Any way, Curtis went on to explain how it was that
regrets had not been a part of his life. Curtis was of the belief that
everything that had ever happened in his life was exactly what was
supposed to happen. It was the purposed course for his life. He
explained, for instance, that his brother had died two years ago. It was
devastating to his family to watch him succumb to the illness that took
his life. Curtis however, felt it was what God had purposed his family
to endure. According to Curtis had his brother not died when he did, he
would have probably taken the life of someone’s child. He was an
alcoholic, who more often then not had been arrested for drunk driving.
Curtis said his family had often feared that one day something tragic
would happen involving his brother. Prior to the death of his brother,
Curtis’s mother had been experiencing some issues that involved the
possible loss of her home of over 25 years. Ironically, she had taken
out a life insurance policy on her son 3 years prior and his death and
the payout from the policy allowed her to survive the financial issue
and eventually settle into a comfortable life in Miami. Curtis feels
that this was God’s plan for bringing his brother into his mother’s
life, so that she could one day enjoy her final days in a way that she
otherwise would not have. Curtis was suggesting his brother was supposed
to be an alcoholic and live the life he did in order for the rest of his
family to appreciate even the smallest blessings in life.
As with other areas of his life Curtis feels similarly. His marriage
ended because it was supposed to only last 6 years, long enough to
mature him, bring about the birth of his son, and give him the incentive
to apply for the job he currently has at our company. He didn’t get the
promotion because God did not have that as a part of his life plan.

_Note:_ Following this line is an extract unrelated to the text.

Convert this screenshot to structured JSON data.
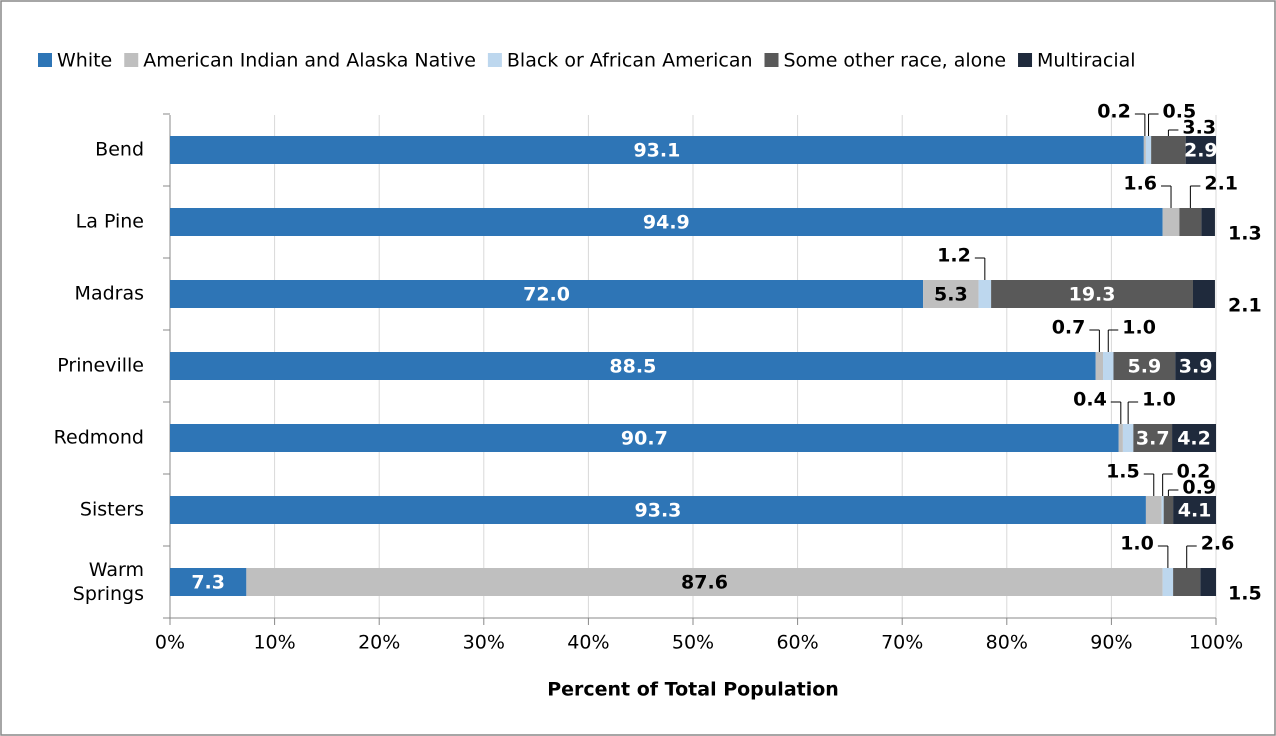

Accordingly Curtis felt that he was sitting in that restaurant eating
with us at that very moment, because he wasn’t supposed to be somewhere
else. You are sitting here at this moment reading this article because
this is where God intended you to be, in order for you to continue on in
your life’s purpose.
Think about it. Curtis was suggesting that in reality none of us have
choices. We are in fact living in a Matrix where our lives are already
mapped out to finalize in a certain way. Sometimes we struggle in our
minds with what decision to make or not, when according to Curtis, we
will make the decision we are supposed to make anyway. There was really
no choice. Just really a matter of you and I making the adjustment in
our minds to relate and accept what our lives are unfolding into.
Curtis, could say he had no regrets, because he felt, he was living out
the life he was supposed to live and learning to live within that
reality. Whether he be rich or poor, famous or unknown, single or
happily committed, black or white. You can not regret the results of the
decisions you do not make. Now needless to say I had some serious
issues with Curtis’s line of thinking, but you had to at the least
consider it.
So now it was my turn. “So Ali, what is your biggest regret so far?” I
thought for a moment, and then answered. I don’t have any regrets.